A closed formula for local sensitivity analysis in mathematical programming

This article introduces a method for local sensitivity analysis of practical interest. A theorem is given that provides a general and neat manner to obtain all sensitivities of a general nonlinear programming problem (around a local minimum) with respect to any parameter irrespective of it being a right-hand side, objective function or constraint constant. The method is based on the well-known duality property of mathematical programming, which states that the partial derivatives of the primal objective function with respect to the constraints' right-hand side parameters are the optimal values of the dual problem variables.

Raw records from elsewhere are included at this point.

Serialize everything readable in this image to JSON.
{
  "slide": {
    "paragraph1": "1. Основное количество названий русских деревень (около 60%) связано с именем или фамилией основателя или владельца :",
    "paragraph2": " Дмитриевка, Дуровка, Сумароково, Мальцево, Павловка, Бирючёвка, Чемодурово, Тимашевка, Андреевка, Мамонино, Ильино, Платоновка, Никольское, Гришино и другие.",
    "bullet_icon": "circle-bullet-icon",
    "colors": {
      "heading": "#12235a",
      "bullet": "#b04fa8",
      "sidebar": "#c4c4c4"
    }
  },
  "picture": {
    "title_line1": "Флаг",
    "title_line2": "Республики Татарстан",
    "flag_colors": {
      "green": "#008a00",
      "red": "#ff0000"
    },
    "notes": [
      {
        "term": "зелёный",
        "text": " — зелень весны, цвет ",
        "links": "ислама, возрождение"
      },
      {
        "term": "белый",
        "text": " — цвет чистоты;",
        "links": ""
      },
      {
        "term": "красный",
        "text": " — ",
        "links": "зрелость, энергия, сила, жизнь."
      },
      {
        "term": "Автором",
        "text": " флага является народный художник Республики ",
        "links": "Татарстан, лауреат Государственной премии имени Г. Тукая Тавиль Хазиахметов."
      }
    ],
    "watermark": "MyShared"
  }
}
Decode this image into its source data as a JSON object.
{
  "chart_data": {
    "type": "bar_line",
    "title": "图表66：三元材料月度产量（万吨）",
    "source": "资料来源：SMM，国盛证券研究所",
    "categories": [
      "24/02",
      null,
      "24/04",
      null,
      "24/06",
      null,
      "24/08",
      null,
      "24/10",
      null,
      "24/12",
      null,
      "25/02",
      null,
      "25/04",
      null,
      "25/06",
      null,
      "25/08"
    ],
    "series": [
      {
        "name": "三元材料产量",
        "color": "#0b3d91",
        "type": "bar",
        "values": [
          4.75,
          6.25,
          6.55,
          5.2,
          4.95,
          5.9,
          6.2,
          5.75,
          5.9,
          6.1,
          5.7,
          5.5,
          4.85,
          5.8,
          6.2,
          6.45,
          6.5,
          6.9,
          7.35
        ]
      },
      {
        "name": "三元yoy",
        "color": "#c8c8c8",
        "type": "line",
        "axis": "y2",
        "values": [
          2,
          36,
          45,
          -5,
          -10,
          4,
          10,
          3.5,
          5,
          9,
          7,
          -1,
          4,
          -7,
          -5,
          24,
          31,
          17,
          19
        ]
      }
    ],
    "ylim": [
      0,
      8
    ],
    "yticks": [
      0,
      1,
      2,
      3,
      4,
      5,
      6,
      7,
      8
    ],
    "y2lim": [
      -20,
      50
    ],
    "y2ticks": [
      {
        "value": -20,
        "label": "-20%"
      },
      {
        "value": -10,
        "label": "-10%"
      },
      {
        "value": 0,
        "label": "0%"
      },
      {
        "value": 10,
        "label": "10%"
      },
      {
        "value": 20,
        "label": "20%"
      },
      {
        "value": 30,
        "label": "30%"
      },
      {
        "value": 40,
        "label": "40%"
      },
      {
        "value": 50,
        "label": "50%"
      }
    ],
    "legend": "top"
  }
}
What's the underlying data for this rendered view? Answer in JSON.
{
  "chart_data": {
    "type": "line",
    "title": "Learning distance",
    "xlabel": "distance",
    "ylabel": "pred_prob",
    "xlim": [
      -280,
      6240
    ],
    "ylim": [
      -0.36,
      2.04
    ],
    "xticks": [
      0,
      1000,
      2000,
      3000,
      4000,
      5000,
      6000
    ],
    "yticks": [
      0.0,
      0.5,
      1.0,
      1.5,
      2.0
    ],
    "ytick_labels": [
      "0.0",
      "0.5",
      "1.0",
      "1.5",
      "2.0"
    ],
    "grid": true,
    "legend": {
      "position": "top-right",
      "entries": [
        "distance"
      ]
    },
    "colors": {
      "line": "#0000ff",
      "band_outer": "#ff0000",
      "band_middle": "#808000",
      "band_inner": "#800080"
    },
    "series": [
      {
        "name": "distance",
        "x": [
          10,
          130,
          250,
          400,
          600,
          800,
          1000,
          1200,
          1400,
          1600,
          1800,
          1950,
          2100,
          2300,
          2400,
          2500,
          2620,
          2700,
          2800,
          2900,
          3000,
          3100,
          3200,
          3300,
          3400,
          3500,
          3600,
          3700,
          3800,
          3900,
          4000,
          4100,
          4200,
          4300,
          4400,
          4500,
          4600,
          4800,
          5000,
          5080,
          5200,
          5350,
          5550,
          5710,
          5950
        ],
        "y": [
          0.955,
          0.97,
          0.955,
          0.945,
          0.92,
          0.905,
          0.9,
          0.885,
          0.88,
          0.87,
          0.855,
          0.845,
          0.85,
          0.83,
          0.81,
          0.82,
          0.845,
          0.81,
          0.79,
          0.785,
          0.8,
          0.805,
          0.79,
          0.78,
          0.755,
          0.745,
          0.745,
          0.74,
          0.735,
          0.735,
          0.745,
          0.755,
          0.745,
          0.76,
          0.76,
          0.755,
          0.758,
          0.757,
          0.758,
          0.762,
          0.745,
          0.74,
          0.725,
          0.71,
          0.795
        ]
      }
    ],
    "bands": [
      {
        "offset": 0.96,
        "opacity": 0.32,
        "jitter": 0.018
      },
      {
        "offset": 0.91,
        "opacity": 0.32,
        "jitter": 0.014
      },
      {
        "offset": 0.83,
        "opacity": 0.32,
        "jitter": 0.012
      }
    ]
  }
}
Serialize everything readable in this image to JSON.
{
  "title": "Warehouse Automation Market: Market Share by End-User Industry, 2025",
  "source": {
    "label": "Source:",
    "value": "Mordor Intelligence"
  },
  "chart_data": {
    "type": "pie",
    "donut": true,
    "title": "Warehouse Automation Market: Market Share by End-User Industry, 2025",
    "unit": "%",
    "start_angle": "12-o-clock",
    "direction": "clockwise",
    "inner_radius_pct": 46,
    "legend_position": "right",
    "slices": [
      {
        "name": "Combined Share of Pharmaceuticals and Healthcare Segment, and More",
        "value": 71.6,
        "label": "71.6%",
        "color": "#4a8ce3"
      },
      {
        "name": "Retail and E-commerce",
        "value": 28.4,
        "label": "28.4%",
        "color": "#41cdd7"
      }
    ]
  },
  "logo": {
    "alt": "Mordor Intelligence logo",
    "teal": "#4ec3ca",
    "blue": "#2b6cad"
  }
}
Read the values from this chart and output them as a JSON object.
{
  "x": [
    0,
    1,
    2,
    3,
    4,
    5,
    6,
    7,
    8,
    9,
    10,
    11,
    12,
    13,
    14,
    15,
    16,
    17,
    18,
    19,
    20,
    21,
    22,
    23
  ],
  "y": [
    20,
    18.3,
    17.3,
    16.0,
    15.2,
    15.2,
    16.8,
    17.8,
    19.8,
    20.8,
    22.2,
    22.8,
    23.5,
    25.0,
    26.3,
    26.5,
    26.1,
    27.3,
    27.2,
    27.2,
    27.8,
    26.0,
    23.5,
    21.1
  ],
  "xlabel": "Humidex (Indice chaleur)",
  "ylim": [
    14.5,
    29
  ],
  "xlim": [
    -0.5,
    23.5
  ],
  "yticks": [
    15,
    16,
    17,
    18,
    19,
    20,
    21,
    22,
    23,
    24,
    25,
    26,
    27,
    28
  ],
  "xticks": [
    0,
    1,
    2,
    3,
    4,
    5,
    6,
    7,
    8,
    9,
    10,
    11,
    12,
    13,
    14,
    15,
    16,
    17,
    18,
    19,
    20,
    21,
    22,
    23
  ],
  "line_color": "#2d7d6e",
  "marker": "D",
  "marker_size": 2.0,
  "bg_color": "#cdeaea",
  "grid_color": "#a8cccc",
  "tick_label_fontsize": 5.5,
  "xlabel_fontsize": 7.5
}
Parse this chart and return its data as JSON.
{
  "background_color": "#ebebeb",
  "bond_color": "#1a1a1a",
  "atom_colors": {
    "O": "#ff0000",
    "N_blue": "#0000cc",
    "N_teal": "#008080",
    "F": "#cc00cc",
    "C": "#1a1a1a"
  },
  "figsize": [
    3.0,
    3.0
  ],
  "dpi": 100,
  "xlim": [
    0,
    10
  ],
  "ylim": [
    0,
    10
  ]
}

For the parameters or data for which sensitivities are sought to appear on the right-hand side, they are converted into artificial variables and set to their actual values, thus obtaining the desired constraints. If the problem is degenerated and partial derivatives do not exist, the method also permits obtaining the right, left, and also directional derivatives, if they exist. In addition to its general applicability, the method is also computationally inexpensive because the necessary information becomes available without extra calculations. Moreover, analytical relations among sensitivities, locally valid, are straightforwardly obtained. It is also shown how the roles of the objective function and any of the active constraints (equality or inequality) can be exchanged leading to equivalent optimization problems. This permits obtaining the sensitivities of any constraint with respect to the parameters without the need of repeating the calculations. The method is illustrated by its application to two examples, one degenerated and the other one of a competitive market.